Bielawski, L. (2018). Music between nature and culture. Interdisciplinary Studies in Musicology, (8), 15–38. Pobrano z https://pressto.amu.edu.pl/index.php/ism/article/view/14870

Abstrakt

In considering the titular opposition - music between nature and culture - we shall refer to such categories as time, with its levels and zones, and cultural communication. Conceptions of time. In an archaic situation dating from the Palaeolithic era, people lived, and cultures functioned, in sacred time, with no notion o f secular time. Another conception of time comes from the Bible, where we first encounter a ‘straightening’ of time, delineating its direction from the Creation to the Final Judgment (inopposition to ancient views on time, associating it with the wheel, with circular motion, dying and birth). Aristotle drew on Plato’s concept of time. He reduced it to the dimension of the human world, thereby initiating reflection on the ‘present’, which would endure in European thought through Saint Augustine to Edmund Husserl and our contemporary times. From this perspective, music is a process: playing, listening or participating in a musical event.
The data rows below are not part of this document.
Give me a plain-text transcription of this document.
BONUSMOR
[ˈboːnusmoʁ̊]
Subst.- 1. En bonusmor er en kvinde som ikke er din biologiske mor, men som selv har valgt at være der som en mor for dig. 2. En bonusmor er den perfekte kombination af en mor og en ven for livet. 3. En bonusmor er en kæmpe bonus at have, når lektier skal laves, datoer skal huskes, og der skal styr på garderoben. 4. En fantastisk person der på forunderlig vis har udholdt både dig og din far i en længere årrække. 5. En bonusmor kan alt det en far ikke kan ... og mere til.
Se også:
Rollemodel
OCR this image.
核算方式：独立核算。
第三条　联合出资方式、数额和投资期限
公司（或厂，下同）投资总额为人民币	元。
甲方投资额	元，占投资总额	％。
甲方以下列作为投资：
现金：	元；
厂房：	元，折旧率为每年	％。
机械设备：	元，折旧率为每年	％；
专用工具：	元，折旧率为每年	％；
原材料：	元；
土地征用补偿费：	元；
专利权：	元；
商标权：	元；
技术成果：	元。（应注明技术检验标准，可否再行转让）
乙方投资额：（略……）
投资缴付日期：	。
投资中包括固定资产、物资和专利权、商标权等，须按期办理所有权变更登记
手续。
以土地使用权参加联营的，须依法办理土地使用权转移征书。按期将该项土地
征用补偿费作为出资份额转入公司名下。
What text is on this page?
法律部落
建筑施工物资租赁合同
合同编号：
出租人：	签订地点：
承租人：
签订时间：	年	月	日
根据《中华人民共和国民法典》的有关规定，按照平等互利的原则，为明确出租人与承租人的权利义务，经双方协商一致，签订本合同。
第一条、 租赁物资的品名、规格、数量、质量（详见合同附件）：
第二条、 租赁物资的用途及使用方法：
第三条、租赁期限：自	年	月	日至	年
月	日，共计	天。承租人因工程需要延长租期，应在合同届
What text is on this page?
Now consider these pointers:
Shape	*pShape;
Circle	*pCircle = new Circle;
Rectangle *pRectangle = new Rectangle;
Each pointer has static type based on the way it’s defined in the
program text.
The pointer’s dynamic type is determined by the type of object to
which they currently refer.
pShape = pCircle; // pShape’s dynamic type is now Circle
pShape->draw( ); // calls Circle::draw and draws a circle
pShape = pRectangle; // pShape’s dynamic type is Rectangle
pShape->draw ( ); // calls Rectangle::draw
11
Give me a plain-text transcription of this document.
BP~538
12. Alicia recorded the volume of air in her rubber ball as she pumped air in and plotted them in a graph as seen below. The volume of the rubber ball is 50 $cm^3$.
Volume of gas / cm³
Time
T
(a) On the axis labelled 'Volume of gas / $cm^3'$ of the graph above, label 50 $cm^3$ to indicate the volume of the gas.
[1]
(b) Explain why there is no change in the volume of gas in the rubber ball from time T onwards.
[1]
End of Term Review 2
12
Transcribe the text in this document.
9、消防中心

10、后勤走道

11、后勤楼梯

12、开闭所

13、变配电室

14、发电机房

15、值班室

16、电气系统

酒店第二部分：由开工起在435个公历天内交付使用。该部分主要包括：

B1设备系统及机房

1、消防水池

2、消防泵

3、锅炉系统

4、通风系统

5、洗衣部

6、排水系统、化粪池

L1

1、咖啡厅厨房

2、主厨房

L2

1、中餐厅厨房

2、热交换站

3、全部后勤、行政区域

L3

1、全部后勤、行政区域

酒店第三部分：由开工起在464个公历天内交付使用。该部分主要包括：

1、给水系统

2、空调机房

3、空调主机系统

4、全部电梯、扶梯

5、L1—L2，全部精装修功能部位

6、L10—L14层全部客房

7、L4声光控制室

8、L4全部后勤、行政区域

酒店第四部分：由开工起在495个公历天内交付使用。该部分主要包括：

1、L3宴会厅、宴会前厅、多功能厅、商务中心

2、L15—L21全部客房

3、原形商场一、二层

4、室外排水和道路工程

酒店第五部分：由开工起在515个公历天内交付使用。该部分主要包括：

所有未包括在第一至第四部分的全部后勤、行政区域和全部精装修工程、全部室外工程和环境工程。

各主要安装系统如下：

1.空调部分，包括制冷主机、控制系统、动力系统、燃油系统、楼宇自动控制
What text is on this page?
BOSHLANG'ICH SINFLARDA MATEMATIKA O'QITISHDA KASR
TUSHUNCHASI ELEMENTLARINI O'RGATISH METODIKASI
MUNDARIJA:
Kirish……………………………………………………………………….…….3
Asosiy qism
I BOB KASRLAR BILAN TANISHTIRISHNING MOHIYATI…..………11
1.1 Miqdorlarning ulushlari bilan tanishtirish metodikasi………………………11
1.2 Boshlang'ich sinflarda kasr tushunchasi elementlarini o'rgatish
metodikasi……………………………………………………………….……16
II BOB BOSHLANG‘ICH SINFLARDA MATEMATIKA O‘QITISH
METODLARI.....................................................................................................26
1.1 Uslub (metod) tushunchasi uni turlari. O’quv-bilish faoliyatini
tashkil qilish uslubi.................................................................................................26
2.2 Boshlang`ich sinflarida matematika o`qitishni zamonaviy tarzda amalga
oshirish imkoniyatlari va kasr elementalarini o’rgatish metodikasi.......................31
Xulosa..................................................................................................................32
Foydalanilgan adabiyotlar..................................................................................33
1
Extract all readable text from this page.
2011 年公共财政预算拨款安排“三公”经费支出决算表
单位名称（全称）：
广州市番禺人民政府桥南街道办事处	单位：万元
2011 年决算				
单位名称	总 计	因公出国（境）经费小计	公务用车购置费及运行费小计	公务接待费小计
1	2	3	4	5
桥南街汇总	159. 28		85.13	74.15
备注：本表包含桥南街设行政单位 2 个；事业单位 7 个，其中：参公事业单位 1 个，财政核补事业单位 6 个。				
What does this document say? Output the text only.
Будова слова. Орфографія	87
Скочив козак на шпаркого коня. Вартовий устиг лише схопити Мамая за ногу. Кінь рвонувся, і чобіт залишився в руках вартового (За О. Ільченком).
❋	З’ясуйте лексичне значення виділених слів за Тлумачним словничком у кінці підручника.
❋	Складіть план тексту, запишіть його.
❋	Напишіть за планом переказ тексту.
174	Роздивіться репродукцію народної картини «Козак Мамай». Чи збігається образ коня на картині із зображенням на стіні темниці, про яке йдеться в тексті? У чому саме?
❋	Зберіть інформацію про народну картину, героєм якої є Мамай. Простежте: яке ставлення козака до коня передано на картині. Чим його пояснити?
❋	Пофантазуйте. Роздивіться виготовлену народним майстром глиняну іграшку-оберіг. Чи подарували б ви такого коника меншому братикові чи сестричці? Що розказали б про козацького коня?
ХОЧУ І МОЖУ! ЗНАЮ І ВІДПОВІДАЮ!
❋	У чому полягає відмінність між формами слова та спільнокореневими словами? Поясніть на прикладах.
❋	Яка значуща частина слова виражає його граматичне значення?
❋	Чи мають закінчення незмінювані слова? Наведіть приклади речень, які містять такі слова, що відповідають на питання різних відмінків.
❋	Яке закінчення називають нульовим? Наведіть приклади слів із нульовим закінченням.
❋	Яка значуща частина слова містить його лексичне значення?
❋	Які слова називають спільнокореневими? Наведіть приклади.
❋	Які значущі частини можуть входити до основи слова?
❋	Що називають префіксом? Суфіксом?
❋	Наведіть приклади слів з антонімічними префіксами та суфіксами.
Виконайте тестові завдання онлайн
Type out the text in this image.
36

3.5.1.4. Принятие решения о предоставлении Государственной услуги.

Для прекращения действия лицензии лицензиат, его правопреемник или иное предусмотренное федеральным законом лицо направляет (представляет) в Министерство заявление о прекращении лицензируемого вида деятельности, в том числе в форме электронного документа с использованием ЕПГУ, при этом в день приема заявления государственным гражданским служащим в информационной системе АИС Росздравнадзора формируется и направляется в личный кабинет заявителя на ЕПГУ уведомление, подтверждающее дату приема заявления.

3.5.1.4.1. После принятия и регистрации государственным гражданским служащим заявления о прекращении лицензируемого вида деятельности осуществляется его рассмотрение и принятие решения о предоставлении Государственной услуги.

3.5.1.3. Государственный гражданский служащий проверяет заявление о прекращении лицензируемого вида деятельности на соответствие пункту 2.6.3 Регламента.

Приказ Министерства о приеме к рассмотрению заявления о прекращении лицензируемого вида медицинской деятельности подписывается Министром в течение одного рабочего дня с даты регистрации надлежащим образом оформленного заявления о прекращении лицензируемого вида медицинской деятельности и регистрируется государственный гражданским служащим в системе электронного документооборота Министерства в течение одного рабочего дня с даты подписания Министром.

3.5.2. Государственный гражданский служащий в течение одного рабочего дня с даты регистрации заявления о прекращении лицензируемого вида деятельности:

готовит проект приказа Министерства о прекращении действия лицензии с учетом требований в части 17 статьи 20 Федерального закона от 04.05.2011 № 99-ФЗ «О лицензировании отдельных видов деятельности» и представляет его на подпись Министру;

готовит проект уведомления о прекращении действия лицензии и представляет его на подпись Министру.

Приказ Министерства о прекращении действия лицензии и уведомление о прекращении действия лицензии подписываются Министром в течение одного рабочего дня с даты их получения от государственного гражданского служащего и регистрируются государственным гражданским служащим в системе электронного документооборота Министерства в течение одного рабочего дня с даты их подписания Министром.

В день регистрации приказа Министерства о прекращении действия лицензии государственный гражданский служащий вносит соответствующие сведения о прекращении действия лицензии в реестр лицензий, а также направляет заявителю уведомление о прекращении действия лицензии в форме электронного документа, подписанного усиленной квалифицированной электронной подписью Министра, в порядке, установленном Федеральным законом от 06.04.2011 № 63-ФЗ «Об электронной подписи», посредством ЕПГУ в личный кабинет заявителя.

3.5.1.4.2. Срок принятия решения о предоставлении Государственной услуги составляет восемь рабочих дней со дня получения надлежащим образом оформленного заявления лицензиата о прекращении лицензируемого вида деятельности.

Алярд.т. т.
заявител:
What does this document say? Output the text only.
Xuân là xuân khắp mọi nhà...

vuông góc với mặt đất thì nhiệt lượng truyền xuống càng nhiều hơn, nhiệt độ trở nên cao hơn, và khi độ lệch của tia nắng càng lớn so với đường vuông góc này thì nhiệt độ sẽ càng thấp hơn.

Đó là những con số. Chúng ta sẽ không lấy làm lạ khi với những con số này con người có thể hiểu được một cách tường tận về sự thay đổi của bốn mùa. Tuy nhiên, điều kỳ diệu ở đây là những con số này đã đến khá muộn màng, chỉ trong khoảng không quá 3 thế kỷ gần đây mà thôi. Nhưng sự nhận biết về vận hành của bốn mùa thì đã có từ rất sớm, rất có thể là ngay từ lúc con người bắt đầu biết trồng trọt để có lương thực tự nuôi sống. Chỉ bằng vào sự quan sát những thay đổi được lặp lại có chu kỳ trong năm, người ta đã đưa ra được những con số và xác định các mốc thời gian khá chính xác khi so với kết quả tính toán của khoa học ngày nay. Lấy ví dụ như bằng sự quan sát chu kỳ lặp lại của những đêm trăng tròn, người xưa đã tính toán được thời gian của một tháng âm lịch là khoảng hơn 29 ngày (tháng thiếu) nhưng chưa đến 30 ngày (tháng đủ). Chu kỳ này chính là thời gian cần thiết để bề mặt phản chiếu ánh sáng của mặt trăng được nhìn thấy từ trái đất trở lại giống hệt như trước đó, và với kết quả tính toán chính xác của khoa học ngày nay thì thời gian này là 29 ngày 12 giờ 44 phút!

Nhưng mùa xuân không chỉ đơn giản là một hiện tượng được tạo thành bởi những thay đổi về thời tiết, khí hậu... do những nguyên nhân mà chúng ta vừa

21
Levels of time. These are as follows: atemporality (contains only simultaneity), prototemporality (contains temporal order, but also simultaneity), eotemporality (besides the features belonging to the aforementioned levels, also contains temporal intervals), biotemporality (as above, and also the present), and finally nootemporality (the human mind, awareness of time). The zones of time, meanwhile, comprise the zone of the psychological present (the motion of one’s own body, the perception of the sensory organs, natural language, musical language), the zone of performances of works (the shaping of form, including musical form), the zone of the temporal environment (three cycles: the diurnal, lunar and annual), and the zone of individual and communal life (the time from birth to death, and also memory, which reveals the sense of music from many perspectives). Cultural communication. In considering this phenomenon, we develop Roman Jakobson’s popular model of communication, expanded to encompass Karl Popper’s model of ‘three worlds’, through which we can propose a layered model of reality and, derived from that model, a concept of music as an efflorescence of nature in the culture of man. This is presented in detail in a series of figures (19-23 and especially 27).